Local police agencies warn of t-shirt text scam


Several local law enforcement agencies are warning about a new text message scam claiming to sell branded agency T-shirts.

So far, the names of both the Oneida County Sheriff’s Office and the Oneida Police Department have been used in the scam.

The scam involves an attempt to sell a T-shirt featuring the agency’s official patch. People will receive a text message with the agency’s name and then “shirt $10 OFF ready to order now” followed by a link. Police are warning people not to click the link under any circumstances.

“We are not affiliated with this text message, nor the link,” warned the Oneida Police. “Please use caution when clicking on links that you are not familiar with.”

The New York Attorney General’s office warned of a new wave of text message spam in October of last year.

“Most text spam comes in the form of a bogus offer for payday loans, free ringtones, or an opportunity to test a coveted product such as the iPhone. Other text messages may appear as an alert that your credit score has changed, or that you won a free gift card. They will often ask you to “claim your prize” or “sign up to redeem the offer” by clicking on an enclosed link or replying via text,” the AG’s office wrote in a press statement.

“From here, the text spam operates much like a traditional phishing scam―falsely claiming to be from an established legitimate enterprise in an attempt to trick you into surrendering personal and financial information that will be used for identity theft. The link may lead to a website where you’re asked to confirm your name and e-mail address, but eventually, to enter more valuable information, such as your date of birth, mailing address, and/or credit card number. Responding to the text will likely trap you into a paid subscription service,” it added.

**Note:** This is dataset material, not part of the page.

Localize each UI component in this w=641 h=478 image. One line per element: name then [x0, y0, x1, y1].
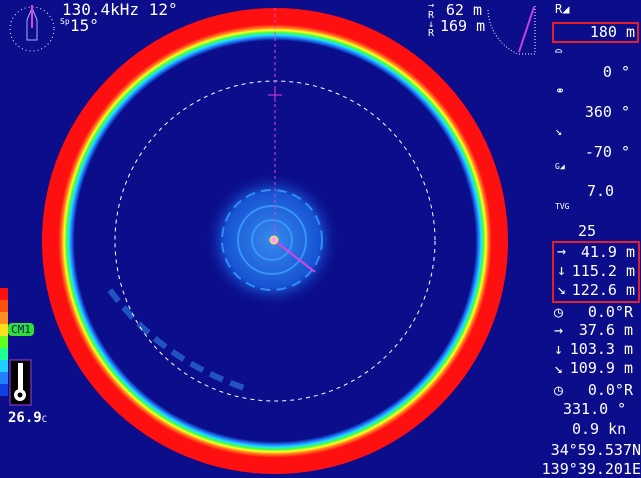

The Attorney General’s Office offers the following advice to protect yourself against unwanted texts:

Do not post your phone number publicly. Be mindful when using online forums, chat features, and social networking sites and tools. If you list your mobile number on your Facebook account, check if you have selected “Share my phone number with my friends” which can lead to third party access.

Do not respond to the spam message. Spammers are unlikely to react to your request to “stop” the messages. Replying to the spam number will authenticate your number as an active phone and will likely lead to more spam.

Be selective when subscribing to legitimate text alerts. Many legitimate businesses offer text alerts for coupons, news updates, and more. Because these are often optional, and companies may sometimes share information for marketing or other purposes.

Research all suspicious texts. When you receive a text from an unknown or short code number, you may want to search it on the Internet. If the number is a well known spammer, the search results
will often include consumer reports on the nature of the scam, law enforcers report.

Report all text spam to your carrier.